A common approach people try is to use parallelism with a single JuMP model. For example, to optimize a model over multiple right-hand side vectors, you may try:

using JuMP
import HiGHS
model = Model(HiGHS.Optimizer)
set_silent(model)
@variable(model, x)
@objective(model, Min, x)
solutions = Pair{Int,Float64}[]
my_lock = Threads.ReentrantLock()
Threads.@threads for i in 1:10
    set_lower_bound(x, i)
    optimize!(model)
    @assert is_solved_and_feasible(model)
    Threads.lock(my_lock) do
        push!(solutions, i => objective_value(model))
    end
end

This will not work, and attempting to do so may error, crash Julia or produce incorrect results.

Using parallelism the right way

To use parallelism with JuMP, the simplest rule to remember is that each worker must have its own instance of a JuMP model.

With multi-threading

With multi-threading, create a new instance of model in each iteration of the for-loop:

julia> using JuMP

julia> import HiGHS

julia> solutions = Pair{Int,Float64}[]

julia> my_lock = Threads.ReentrantLock();

julia> Threads.@threads for i in 1:10
           model = Model(HiGHS.Optimizer)
           set_silent(model)
           set_attribute(model, MOI.NumberOfThreads(), 1)
           @variable(model, x)
           @objective(model, Min, x)
           set_lower_bound(x, i)
           optimize!(model)
           @assert is_solved_and_feasible(sudoku)
           Threads.lock(my_lock) do
               push!(solutions, i => objective_value(model))
           end
       end

julia> solutions
10-element Vector{Pair{Int64, Float64}}:
  7 => 7.0
  4 => 4.0
  1 => 1.0
  9 => 9.0
  5 => 5.0
  8 => 8.0
 10 => 10.0
  2 => 2.0
  6 => 6.0
  3 => 3.0
Warning

For some solvers, it may be necessary to limit the number of threads used internally by the solver to 1 by setting the MOI.NumberOfThreads attribute.

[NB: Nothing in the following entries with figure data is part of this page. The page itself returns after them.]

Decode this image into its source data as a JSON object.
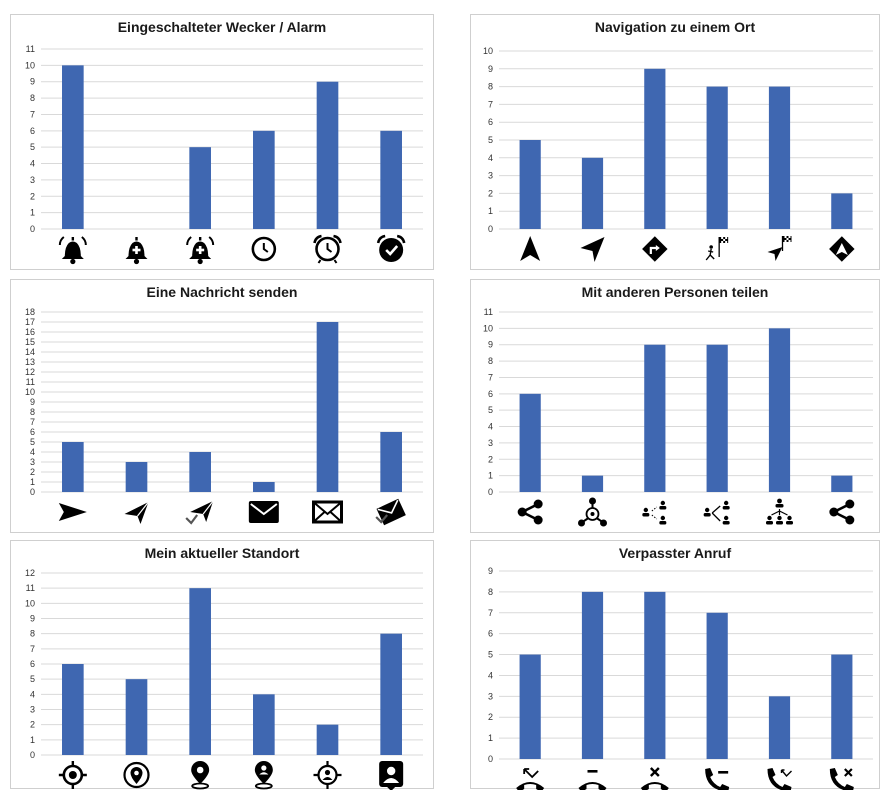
{
  "colors": {
    "bar": "#3f67b1",
    "grid": "#d9d9d9",
    "icon": "#000000"
  },
  "chart_data": [
    {
      "type": "bar",
      "title": "Eingeschalteter Wecker / Alarm",
      "categories": [
        "alarm-bell-ringing-icon",
        "alarm-bell-plus-icon",
        "alarm-bell-plus-ringing-icon",
        "alarm-clock-icon",
        "alarm-clock-bells-icon",
        "alarm-clock-check-icon"
      ],
      "values": [
        10,
        0,
        5,
        6,
        9,
        6
      ],
      "ylim": [
        0,
        11
      ],
      "yticks": [
        "0",
        "1",
        "2",
        "3",
        "4",
        "5",
        "6",
        "7",
        "8",
        "9",
        "10",
        "11"
      ],
      "grid": true
    },
    {
      "type": "bar",
      "title": "Navigation zu einem Ort",
      "categories": [
        "navigation-arrow-up-icon",
        "navigation-arrow-icon",
        "directions-sign-icon",
        "runner-flag-icon",
        "arrow-flag-icon",
        "navigation-diamond-icon"
      ],
      "values": [
        5,
        4,
        9,
        8,
        8,
        2
      ],
      "ylim": [
        0,
        10
      ],
      "yticks": [
        "0",
        "1",
        "2",
        "3",
        "4",
        "5",
        "6",
        "7",
        "8",
        "9",
        "10"
      ],
      "grid": true
    },
    {
      "type": "bar",
      "title": "Eine Nachricht senden",
      "categories": [
        "send-icon",
        "paper-plane-icon",
        "paper-plane-check-icon",
        "mail-filled-icon",
        "mail-outline-icon",
        "mail-send-check-icon"
      ],
      "values": [
        5,
        3,
        4,
        1,
        17,
        6
      ],
      "ylim": [
        0,
        18
      ],
      "yticks": [
        "0",
        "1",
        "2",
        "3",
        "4",
        "5",
        "6",
        "7",
        "8",
        "9",
        "10",
        "11",
        "12",
        "13",
        "14",
        "15",
        "16",
        "17",
        "18"
      ],
      "grid": true
    },
    {
      "type": "bar",
      "title": "Mit anderen Personen teilen",
      "categories": [
        "share-icon",
        "share-circle-icon",
        "share-people-icon",
        "share-people-branch-icon",
        "share-people-tree-icon",
        "share-alt-icon"
      ],
      "values": [
        6,
        1,
        9,
        9,
        10,
        1
      ],
      "ylim": [
        0,
        11
      ],
      "yticks": [
        "0",
        "1",
        "2",
        "3",
        "4",
        "5",
        "6",
        "7",
        "8",
        "9",
        "10",
        "11"
      ],
      "grid": true
    },
    {
      "type": "bar",
      "title": "Mein aktueller Standort",
      "categories": [
        "location-target-icon",
        "location-pin-outline-icon",
        "location-pin-filled-icon",
        "location-person-pin-icon",
        "location-person-target-icon",
        "location-person-card-icon"
      ],
      "values": [
        6,
        5,
        11,
        4,
        2,
        8
      ],
      "ylim": [
        0,
        12
      ],
      "yticks": [
        "0",
        "1",
        "2",
        "3",
        "4",
        "5",
        "6",
        "7",
        "8",
        "9",
        "10",
        "11",
        "12"
      ],
      "grid": true
    },
    {
      "type": "bar",
      "title": "Verpasster Anruf",
      "categories": [
        "phone-missed-arrow-icon",
        "phone-minus-icon",
        "phone-x-icon",
        "phone-call-minus-icon",
        "phone-call-missed-icon",
        "phone-call-x-icon"
      ],
      "values": [
        5,
        8,
        8,
        7,
        3,
        5
      ],
      "ylim": [
        0,
        9
      ],
      "yticks": [
        "0",
        "1",
        "2",
        "3",
        "4",
        "5",
        "6",
        "7",
        "8",
        "9"
      ],
      "grid": true
    }
  ]
}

With distributed computing

With distributed computing, remember to evaluate all of the code on all of the processes using Distributed.@everywhere, and then write a function which creates a new instance of the model on every evaluation:

julia> Distributed.@everywhere begin
           using JuMP
           import HiGHS
       end

julia> Distributed.@everywhere begin
           function solve_model_with_right_hand_side(i)
               model = Model(HiGHS.Optimizer)
               set_silent(model)
               @variable(model, x)
               @objective(model, Min, x)
               set_lower_bound(x, i)
               optimize!(model)
               @assert is_solved_and_feasible(sudoku)
               return objective_value(model)
           end
       end

julia> solutions = Distributed.pmap(solve_model_with_right_hand_side, 1:10)
10-element Vector{Float64}:
  1.0
  2.0
  3.0
  4.0
  5.0
  6.0
  7.0
  8.0
  9.0
 10.0

Other types of parallelism

GPU

JuMP does not support GPU programming, and few solvers support execution on a GPU.

Parallelism within the solver

Many solvers use parallelism internally. For example, commercial solvers like Gurobi and CPLEX both parallelize the search in branch-and-bound. Solvers supporting internal parallelism will typically support the MOI.NumberOfThreads attribute, which you can set using set_attribute.